Лиллиана непроизвольно вздрогнула, и Корбетт тут же крепче прижал ее к себе. Но от этого не стало легче, потому что она дрожала не от холода: его близость лишала ее покоя.

Теплое дыхание шевелило Лиллиане волосы, запах его чисто вымытого тела рождал навязчивые видения. Ее бедро было тесно прижато к колену Корбетта, отчего ее постепенно окутывала дурманящая истома. Корбетт был тем мужчиной, который отнял у нее невинность, а потом унес ее к таким вершинам блаженства, какие не грезились ей в самых безумных снах. При воспоминании о неистовом наслаждении, которое они дарили друг другу, легкая дрожь снова пробежала по спине Лиллианы.

— Тебе холодно? — в голосе Корбетта звучало недовольство, словно ему было неприятно заботиться об удобствах Лиллианы.

Она промолчала, просто уселась прямее, стараясь отодвинуться от Корбетта как можно дальше.

Такое ребячество рассмешило сурового всадника. Он еще сильнее обвил рукой ее талию и прижал ее к себе еще теснее, чем раньше.

— Может быть, нам следует объехать свои владения, прекрасная миледи жена? Добрые господа должны заботиться о благополучии своих подданных.

— Тебе наплевать на любого из нас! — выпалила Лиллиана, пытаясь добиться, чтобы он хоть немного ослабил свою хватку. Но Корбетт только крепче прижал ладонь к ее талии.

— Я пекусь о каждом обитателе Оррика.

— Из-за той выгоды, которую он может тебе принести.

— Мой долг — защищать Оррик и способствовать его процветанию.

— Как же иначе, — с сердцем ответствовала Лиллиана, прилагая неимоверные усилия, чтобы не прислоняться к Корбетту. — Ты защищаешь пастуха, потому что тогда ты получишь больше шерсти. Если это крестьянин, — получишь больше зерна. Если ты защищаешь меня, так только для того, чтобы у тебя появился наследник!

Вопрос последовал немедленно.

— И скоро у меня появится наследник?

Лиллиана от неожиданности растерялась, не зная, что ответить. Она жаждала иметь от него ребенка, жаждала так сильно, что это не поддавалось разумному объяснению. И все же… все же ей хотелось, чтобы его влекло к ней не только желание произвести наследника. Лиллиана чуть нахмурилась и принялась сосредоточенно наблюдать за крестьянами, чинившими каменную стену между полями.
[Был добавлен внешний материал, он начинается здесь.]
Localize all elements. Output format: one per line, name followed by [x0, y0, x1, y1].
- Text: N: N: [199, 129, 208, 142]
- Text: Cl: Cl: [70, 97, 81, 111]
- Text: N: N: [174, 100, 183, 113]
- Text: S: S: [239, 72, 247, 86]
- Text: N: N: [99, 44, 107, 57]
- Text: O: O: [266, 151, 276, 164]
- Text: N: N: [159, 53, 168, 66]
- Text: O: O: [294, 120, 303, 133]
— Я не могу быть уверена… — проговорила она наконец, тихо и невыразительно.

— Возможно, нам нужно проявить больше усердия.
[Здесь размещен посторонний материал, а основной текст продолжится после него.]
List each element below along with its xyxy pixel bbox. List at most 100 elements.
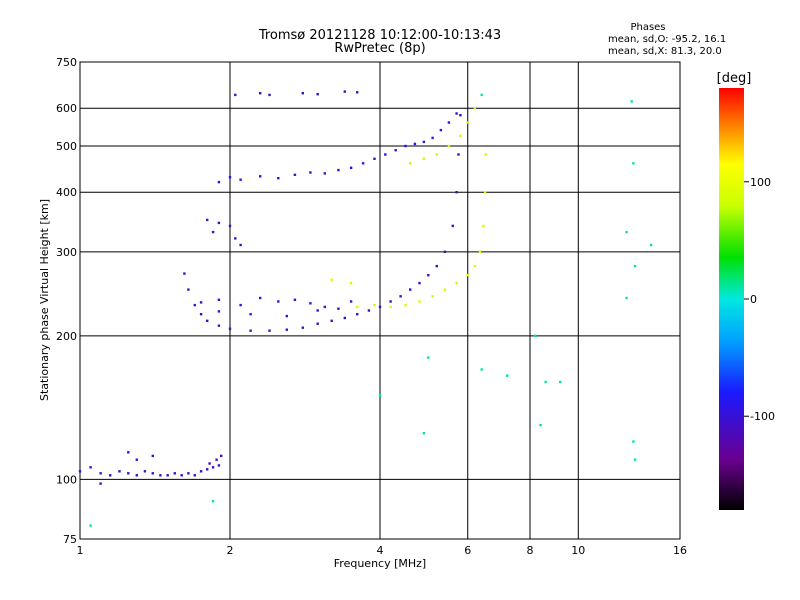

Если бы Лиллиана не была так ошеломлена грубостью его слов, то наверняка заметила бы неестественную напряженность в голосе Корбетта. Она поняла только то, что он рассуждает об их будущих детях так же походя, между прочим, как мог бы говорить о приплоде породистых лошадей.

Пришлось ответить Корбетту в том же небрежном тоне:

— Я буду исполнять свои супружеские обязанности, пока ты исполняешь свои. Я нарожаю тебе наследников, а ты сохранишь для них Оррик.

— Да, я сохраню Оррик для своих детей. Но только для своих.

Столь загадочное высказывание заставило Лиллиану обернуться к мужу.

— Конечно, своих… О, ты имеешь в виду Элизу, но ведь ей и так достанется неплохое наследство.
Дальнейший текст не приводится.